Highlights

Axis REIT - Remains Defensive

Date: 27/08/2020

Source  :  HLG
Stock  :  AXREIT       Price Target  :  2.47      |      Price Call  :  BUY
        Last Price  :  2.12      |      Upside/Downside  :  +0.35 (16.51%)
 


Axis REIT’s 1H20 core net profit of RM61.0m (+5.5%) were within ours and consensus estimates. Overall, the improved performance was due to commencement of lease from newly acquired properties. We expect a better 2H20 with full contribution from the newly acquired properties. On separate note, Axis has proposed to acquire a yield accretive warehouse for a cash consideration of RM95m. We estimate that the asset will contribute about 2% to our FY21-FY22 forecasts. We maintain our forecast pending completion of acquisition; reiterate our BUY call with unchanged TP of RM2.47.

Within expectations. 2QFY20 core net profit of RM31.1m (+4.0% QoQ, +7.4% YoY) brought up 1H20 core net profit to RM61.0m (+5.5%). The results were within our (49.3%) and consensus expectations (47.3%).

Dividend. Declared 2Q DPU of 2.15 sen, going ex on 9th Sept 2020 (2QFY19: 2.36 sen). The lower DPU was due to issuance of new units from the equity placement exercise completed in December 2019.

QoQ. Revenue was a tad higher (+1.2% QoQ) due to contribution on newly acquired properties. Net profit increased by 4% coming from flattish total property expenditure (+0%) and lower total trust expense (-2.9%).

YoY. Top line rose by 3.7% as the commencement of lease on Axis Facility @ Batu Kawan and rental from 5 newly acquired properties completed since end of 3Q2019 was offset the rental loss from Axis Industrial Facility @ Rawang. Property expenditure rose by 11.8% mainly due to the enlarged size of the portfolio and also building maintenance expenses (caused by the collapse of a retaining wall along Sungai Penchala that damaged the driveway at Axis Vista and Axis Technology Centre). Nonetheless, bottom line increased by 7.4% thanks to lower Islamic financing cost (- 21.5%).

YTD. Revenue ticked up by 1.9% contributed from newly acquired properties as mentioned above. Net profit increase by 5.5% thanks to lower total trust expense (- 6.9%) and flattish total property expenditure (+0.5%)

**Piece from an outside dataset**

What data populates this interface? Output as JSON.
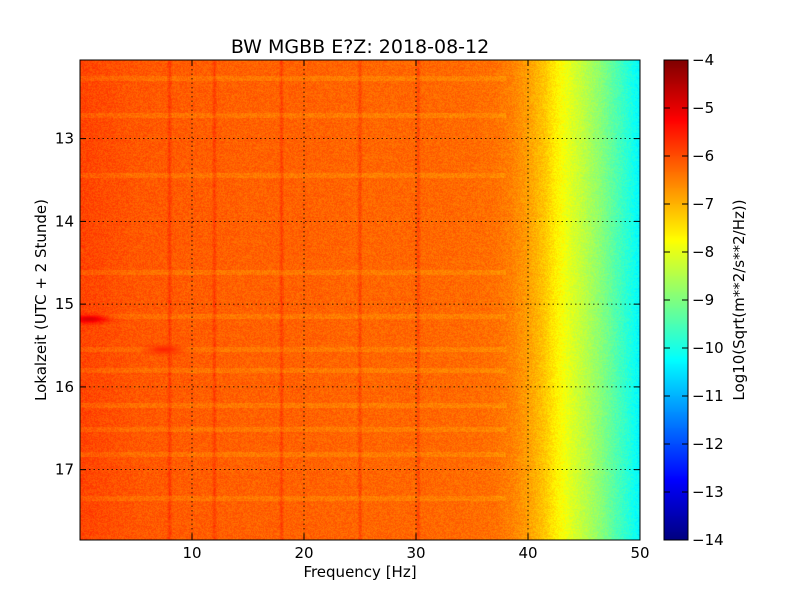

New acquisition on card. On separate announcement, Axis REIT has proposed to acquire a warehouse (located within Seksyen 15 Shah Alam) for a total lump sum cash consideration of RM95.0m from Axis Development Sdn. Bhd. (to be funded by existing credit lines). The property has a 100% occupancy rate as at 26 Aug 2020 and the proposal is expected to be completed by year end. Upon completion, the property with a net lettable area of 285k sqft shall be leased to One Total Logistics (M) Sdn Bhd (current tenant) which has remaining fixed tenancy period that expires on 30 June 2023. The rental rate is at RM513k per month.

Positive on acquisition. We are positive on the acquisition as it is yield accretive, given the net property income yield close to 6.5% (vs its current NPI yield of 6%). We estimate that the new asset will contribute about 2% for FY21-FY22 forecasts. Gearing ratio is expected to increase to 30.9% from 28.7% (FY19), which is below the gearing limit of 60% prescribed by the Securities Commission Malaysia.

Outlook. We expect a better 2H20 contributed from the newly acquired properties. Management also has shared new properties in the pipeline (Figure 4&5) that will contribute positively into Axis’s earnings moving forward.

Forecast. Maintain our forecast for now pending completion of acquisition.

Maintain BUY, TP: RM2.47. We maintain our BUY call with an unchanged TP of RM2.47. To note, our valuation is derived from 1SD below 2-year historical average yield spread between Axis REIT and 10-year MGS yield in view of increased popularity in industrial properties, high occupant tenancy in its diversified portfolio and is also one of the few Shariah compliant REITs. The stock also has shown resilient earnings throughout the pandemic.